Drywall that’s manufactured in China has given American and Canadian homeowners plenty to worry about. But some American-made drywall has tested worse for the corrosive substances than the familiar wallboard from the Far East.
Surprised? So was almost everyone else.
While the “Chinese Drywall” phrase gets tossed around whenever there’s an issue with defective, rotting wallboard, be aware that American-made products aren’t inherently safe. It’s not the stamp on the back, but the materials that make a difference.
Problems With Drywall are a Recent Development
The earliest drywall, which came on the market in the 1950s, was an inexpensive alternative to plaster. It required less installation work and fewer artisan skills. This first generation drywall was innocuous gypsum with a paper face. It was thicker than modern drywall, too.
Between 2001 and 2009, drywall imported from China was installed in tens of thousands of American homes, according to NPR. Problems with the product emerged soon after.
There’s legislation that addresses the problem, but it doesn’t prevent contaminated drywall from entering the United States again. According to Fortune magazine, the Drywall Safety Act is more a set of recommendations than safety mandates.
What’s Lurking in Contaminated Drywall?
Samples taken from contaminated homes and from Chinese manufacturers show an inordinately high level of sulfur. It has a distinct “rotten egg” odor that homeowners can’t wash off or seal with paint. The odor is often the first clue that something’s wrong.
But the same testing used American samples, too. And some of those tested higher for sulfur than Chinese-made products. That wouldn’t surprise homeowners like Jill Swidler, from Florida. Her home’s contaminated drywall was made in the U.S.A., according to CBS News.
While American and Canadian homeowners have worried about drywall made in China, two major American manufacturers have come under fire for the same issue: sulfur. It’s no longer good enough to question materials made in China without giving American products a second glance.

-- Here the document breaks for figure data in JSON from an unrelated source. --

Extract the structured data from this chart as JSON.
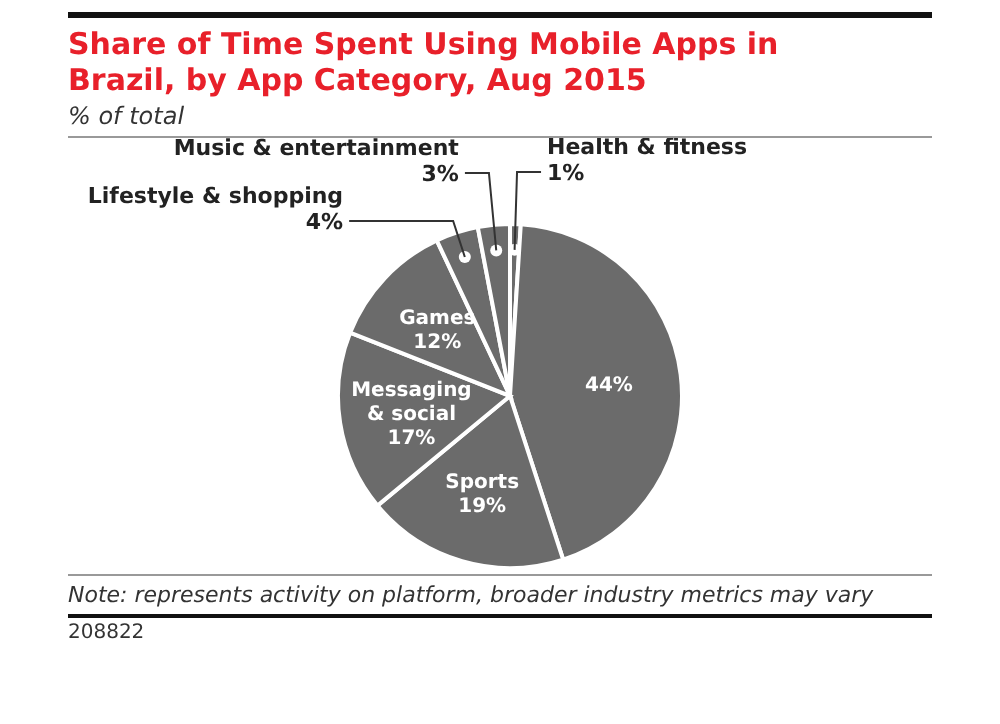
{
  "chart_data": {
    "type": "pie",
    "title": "Share of Time Spent Using Mobile Apps in Brazil, by App Category, Aug 2015",
    "subtitle": "% of total",
    "categories": [
      "Health & fitness",
      null,
      "Sports",
      "Messaging & social",
      "Games",
      "Lifestyle & shopping",
      "Music & entertainment"
    ],
    "values": [
      1,
      44,
      19,
      17,
      12,
      4,
      3
    ],
    "value_labels": [
      "1%",
      "44%",
      "19%",
      "17%",
      "12%",
      "4%",
      "3%"
    ],
    "colors": [
      "#6b6b6b",
      "#6b6b6b",
      "#6b6b6b",
      "#6b6b6b",
      "#6b6b6b",
      "#6b6b6b",
      "#6b6b6b"
    ],
    "legend": false,
    "annotations": [
      "Note: represents activity on platform, broader industry metrics may vary",
      "208822"
    ]
  }
}
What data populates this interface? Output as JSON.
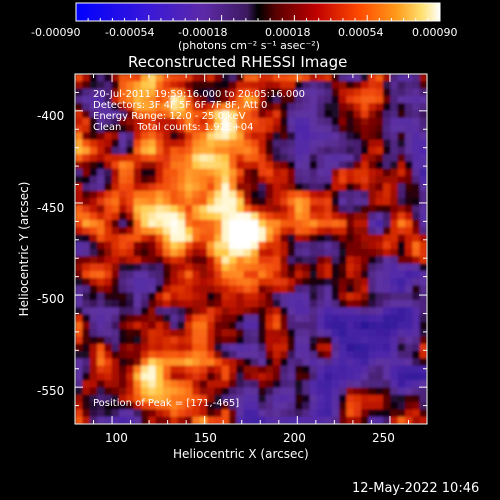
{
  "colorbar": {
    "ticks": [
      "-0.00090",
      "-0.00054",
      "-0.00018",
      "0.00018",
      "0.00054",
      "0.00090"
    ],
    "unit_label": "(photons cm⁻² s⁻¹ asec⁻²)"
  },
  "title": "Reconstructed RHESSI Image",
  "info": {
    "time_range": "20-Jul-2011 19:59:16.000 to 20:05:16.000",
    "detectors": "Detectors: 3F 4F 5F 6F 7F 8F, Att 0",
    "energy_range": "Energy Range: 12.0 - 25.0 keV",
    "clean_counts": "Clean     Total counts: 1.92E+04"
  },
  "peak_label": "Position of Peak = [171,-465]",
  "x_axis": {
    "label": "Heliocentric X (arcsec)",
    "range": [
      80,
      270
    ],
    "ticks": [
      "100",
      "150",
      "200",
      "250"
    ]
  },
  "y_axis": {
    "label": "Heliocentric Y (arcsec)",
    "range": [
      -570,
      -380
    ],
    "ticks": [
      "-400",
      "-450",
      "-500",
      "-550"
    ]
  },
  "timestamp": "12-May-2022 10:46",
  "peak_position": [
    171,
    -465
  ],
  "colors": {
    "background": "#000000",
    "text": "#ffffff"
  }
}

How to Spot Contaminated Drywall
The sulfur odor lingers, and it worsens in a warm environment. It’s overwhelming for some. And it could take years to begin to fade. But by the time that happens, widespread damage is usually done.
The sulfur gasses have a corrosive effect on copper. Blackened, and charred-looking copper wires in outlets, junction boxes and receptacles are a clue that the surrounding wallboard isn’t healthy. Contaminated drywall can also deteriorate rapidly in a type of rotting and crumbling.
As for people, the effects range from breathing difficulties and allergies to bloody noses and headaches. Some homeowners have been forced to leave their homes as a result.
While Chinese drywall has a notorious reputation, it might actually be safer now than some American products. But it’s still not the manufacturing location that matters.
Contaminated drywall could be manufactured anywhere, even here in the States. The best quick clue about whether it’s risky comes down to the distinct sulfur odor, corroded copper pipes and wires, and rotting drywall. Spot those issues, and your customers will thank you.
Home inspectors are a customer’s first line of defense against making an uninformed purchase. You never know what you’ll find from one home to the next.